“什,什麼?”田書佳不禁結巴,“你燒糊塗了?”
“我對你掏心掏肺,你現在不想要我這個姐,啊?!小兔崽子?!”她憤起一跳,揚起手曲指,衝著曲星河額頭用力爆扣。
曲星河呼痛,捂著腦袋一臉憋屈,又怕動靜太大惹人懷疑,全程小聲哼唧哼唧。
顯然,田書佳想錯方向,或者說壓根沒有往那方面想。
曲星河心裡又酸又麻,他的姐姐開竅得比他晚,雖不用擔心讓別人搶一步,但也不知這是好事壞事。
“你是我的好姐姐,一輩子的好姐姐。姐姐不要氣了不要氣了。”
堂堂一個大將軍捂著腦袋像個小孩子一樣撒嬌,縱使身穿玄甲氣勢都變弱幾分。
田書佳叉著腰滿肚子火,結果肚子不爭氣地咕嚕嚕響,她臉上頓時掛不住:“那個……那個……”
曲星河強忍笑意,從身上扒拉半天,最終只找到一顆青果:“大軍還有半日腳程,姐姐且忍耐一下可好。”
曲星河將青果放到田書佳跟前,在他手裡只有核桃大小的玩意,對田書佳來說就是一個巨無霸。
她捧起青果,袖口在表皮隨意擦兩下,張口一咬表情瞬間扭曲。
青果表皮又厚又硬,汁水酸澀在舌尖發麻發苦,她強忍著淚花努力嚥下去,秉著不浪費糧食、不辜負曲星河好意的原則,張嘴欲咬第二口。
曲星河忽然攔下她,將青果拿走,就著她咬過的地方咬了一口。
她光這麼看著,都感覺口中酸澀,心裡頭也酸澀:“乖崽,我不在,你不會連飯都沒好好吃過吧?”
不知是哪個字觸動到曲星河,他手一鬆,咬過一口的青果咕嚕嚕滾到角落,緊接著大汗淋漓,痛苦呻吟從唇中溢位。
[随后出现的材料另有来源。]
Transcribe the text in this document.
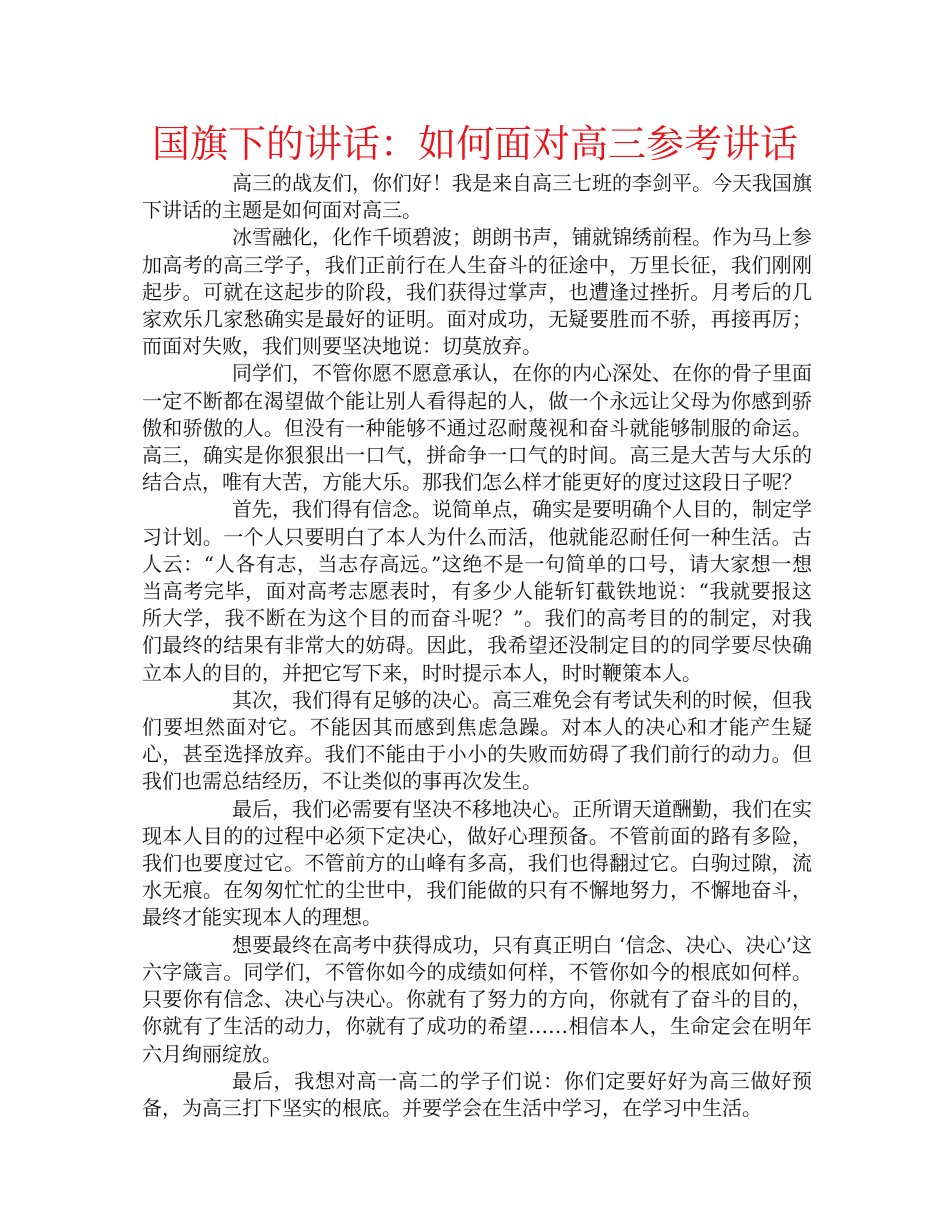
国旗下的讲话：如何面对高三参考讲话

高三的战友们，你们好！我是来自高三七班的李剑平。今天我国旗下讲话的主题是如何面对高三。

冰雪融化，化作千顷碧波；朗朗书声，铺就锦绣前程。作为马上参加高考的高三学子，我们正前行在人生奋斗的征途中，万里长征，我们刚刚起步。可就在这起步的阶段，我们获得过掌声，也遭逢过挫折。月考后的几家欢乐几家愁确实是最好的证明。面对成功，无疑要胜而不骄，再接再厉；而面对失败，我们则要坚决地说：切莫放弃。

同学们，不管你愿不愿意承认，在你的内心深处、在你的骨子里面一定不断都在渴望做个能让别人看得起的人，做一个永远让父母为你感到骄傲和骄傲的人。但没有一种能够不通过忍耐蔑视和奋斗就能够制服的命运。高三，确实是你狠狠出一口气，拼命争一口气的时间。高三是大苦与大乐的结合点，唯有大苦，方能大乐。那我们怎么样才能更好的度过这段日子呢？

首先，我们得有信念。说简单点，确实是要明确个人目的，制定学习计划。一个人只要明白了本人为什么而活，他就能忍耐任何一种生活。古人云：“人各有志，当志存高远。”这绝不是一句简单的口号，请大家想一想当高考完毕，面对高考志愿表时，有多少人能斩钉截铁地说：“我就要报这所大学，我不断在为这个目的而奋斗呢？”。我们的高考目的的制定，对我们最终的结果有非常大的妨碍。因此，我希望还没制定目的的同学要尽快确立本人的目的，并把它写下来，时时提示本人，时时鞭策本人。

其次，我们得有足够的决心。高三难免会有考试失利的时候，但我们要坦然面对它。不能因其而感到焦虑急躁。对本人的决心和才能产生疑心，甚至选择放弃。我们不能由于小小的失败而妨碍了我们前行的动力。但我们也需总结经历，不让类似的事再次发生。

最后，我们必需要有坚决不移地决心。正所谓天道酬勤，我们在实现本人目的的过程中必须下定决心，做好心理预备。不管前面的路有多险，我们也要度过它。不管前方的山峰有多高，我们也得翻过它。白驹过隙，流水无痕。在匆匆忙忙的尘世中，我们能做的只有不懈地努力，不懈地奋斗，最终才能实现本人的理想。

想要最终在高考中获得成功，只有真正明白 ‘信念、决心、决心’这六字箴言。同学们，不管你如今的成绩如何样，不管你如今的根底如何样。只要你有信念、决心与决心。你就有了努力的方向，你就有了奋斗的目的，你就有了生活的动力，你就有了成功的希望……相信本人，生命定会在明年六月绚丽绽放。

最后，我想对高一高二的学子们说：你们定要好好为高三做好预备，为高三打下坚实的根底。并要学会在生活中学习，在学习中生活。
曲星河行為反常,田書佳趕緊檢查一遍青果,想著自已也吃了,總不能是青果有問題。
想到一開始就衝她撒嬌喊痛的曲星河,田書佳腦海裡瘋狂叫囂,一直掛機的系統這一次不知為什麼,無論田書佳怎麼叫都沒有反應。
【系統!檢查曲星河當前狀態!】
【系統!系統!系統!!!】
……
她的系統呢?
田書佳不可置信,她的系統消失了。
狹窄空間內漸漸漫開一股血腥味。
曲星河五官緊皺,脫力躺在正中央,他臉色越發蒼白,口中呻吟漸漸無力。
田書佳急到快哭出來,勉強撐住幾分理智,撕掉礙事裙襬,從長椅上一躍而下。
腳下是猩紅血液,順著血流方向看去,血液從曲星河中玄甲中溢位,她努力解下玄甲,就被眼前場景驚在原地。
曲星河小腿衣物已被血染成一片,面積太大叫人看不出傷口在哪。
“快來人!來人!!!”田書佳邊大喊呼叫。
她雙手微微顫抖將曲星河褲腿捲起,一道道傷疤刺痛她雙眼,她近乎失聲,淚水佈滿臉龐。
曲星河腿上幾乎沒有一塊好肉,大大小小各種創口觸目驚心,最嚴重的一道已經深可見骨。
難怪、難怪一個大將軍行軍是坐馬車。
這麼嚴重的傷,曲星河竟然連最簡單的包紮都不做,竟然就這麼放任傷口折磨自已。
田書佳又氣又恨,等這傢伙醒了,非要揪著他耳朵好好罵一頓才能出氣。
她保持冷靜,在馬車內四處翻找,一邊找一邊不停發出動靜試圖引起外面的注意。
馬車前頭由騎兵帶路,後頭由副將以及一小隊護衛跟著,馬蹄踢踏震天響,無人聽到田書佳的呼喊。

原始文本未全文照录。